Siri’ atau martabat tidak boleh dikacaukan dengan kebanggaan, kesombongan, atau kecongkakan. Siri’ berasal dari perasaan manunggal dengan penciptaan suci. Martabat sejati memancar dari dalam diri kita. Kebanggaan, kesombongan dan keangkuhan bersumber dari hal-hal yang bersifat jasmani, seperti kekayaan, jabatan dan kekuasaan. Martabat sejati muncul dari kesadaran Rabbaniyah dan kemanusiaan. Hal ini diperoleh tidak dengan cara yang muluk-muluk, tapi dengan kesederhaan dan kerendah hatian. Kualitas yang memuliakan diri kita bisa didapatkan pada diri orang kaya maupun orng miskin. Tapi perlu diingatkan bahwa orang miskin menjadi kaya kalau memiliki siri’. martabat dan harga diri, dan orang kaya menjadi miskin tanpanya.

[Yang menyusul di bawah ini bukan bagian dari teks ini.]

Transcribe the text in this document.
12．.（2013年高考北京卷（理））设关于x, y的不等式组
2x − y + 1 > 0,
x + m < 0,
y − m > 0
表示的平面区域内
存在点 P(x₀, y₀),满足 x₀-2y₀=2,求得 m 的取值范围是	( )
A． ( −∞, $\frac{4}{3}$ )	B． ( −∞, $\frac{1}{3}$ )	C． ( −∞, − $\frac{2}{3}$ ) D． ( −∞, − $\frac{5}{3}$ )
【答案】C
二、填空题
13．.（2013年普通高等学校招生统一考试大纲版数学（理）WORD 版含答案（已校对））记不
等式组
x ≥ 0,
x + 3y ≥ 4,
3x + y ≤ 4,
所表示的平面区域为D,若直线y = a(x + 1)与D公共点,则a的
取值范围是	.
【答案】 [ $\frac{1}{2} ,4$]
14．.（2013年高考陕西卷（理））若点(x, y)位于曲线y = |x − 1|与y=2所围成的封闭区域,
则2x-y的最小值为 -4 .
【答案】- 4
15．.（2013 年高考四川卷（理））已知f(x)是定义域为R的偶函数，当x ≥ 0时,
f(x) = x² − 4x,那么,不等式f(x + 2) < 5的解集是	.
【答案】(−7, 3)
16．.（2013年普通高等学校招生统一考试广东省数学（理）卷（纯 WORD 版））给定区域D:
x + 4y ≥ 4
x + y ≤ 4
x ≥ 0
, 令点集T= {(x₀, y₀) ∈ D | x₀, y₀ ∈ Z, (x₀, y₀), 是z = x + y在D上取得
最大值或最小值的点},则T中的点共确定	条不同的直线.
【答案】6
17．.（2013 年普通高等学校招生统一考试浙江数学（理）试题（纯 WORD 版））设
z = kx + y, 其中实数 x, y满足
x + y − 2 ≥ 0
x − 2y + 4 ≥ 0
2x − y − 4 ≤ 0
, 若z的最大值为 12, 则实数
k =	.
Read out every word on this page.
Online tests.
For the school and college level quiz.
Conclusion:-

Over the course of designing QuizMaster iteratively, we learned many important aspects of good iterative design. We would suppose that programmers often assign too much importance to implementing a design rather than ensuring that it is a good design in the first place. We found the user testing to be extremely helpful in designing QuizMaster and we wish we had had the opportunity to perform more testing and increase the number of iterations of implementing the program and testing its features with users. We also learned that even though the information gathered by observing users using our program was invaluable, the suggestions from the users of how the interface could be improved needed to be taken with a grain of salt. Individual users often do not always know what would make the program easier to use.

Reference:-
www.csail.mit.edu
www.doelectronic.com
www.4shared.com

Siri’ adalah konsep diri dan budaya orang Mandar yang secara penomenologi merupakan persepsi atas realitas. Walau bukan realitas itu sendiri, namun begitu ia harus diyakini sebagai sebuah kebenaran yang menyatu dengan sifat dan karakter diri dan cultural orang Mandar. Ia dapat dikonstruksi dan didekonstruksi. Kita bisa menanamkan persepsi-persepsi positif di dalam benak dan jiwa kita dengan terlebih dulu mengeluarkan persepsi-persepsi yang negatif. Dengan melakukan ini maka kita sebenarnya telah melakukan realisasi kemanusian dan jati diri kita sebagai pribadi dan orang Mandar yang dinamis. Kita terbebas dari penjajahan koknitif dan persepsi negative yang ditimpakn orang atau pihak lain terhadap kita. Kita adalah kita sebagaimana kita memandang dan mempersepsikan diri kita.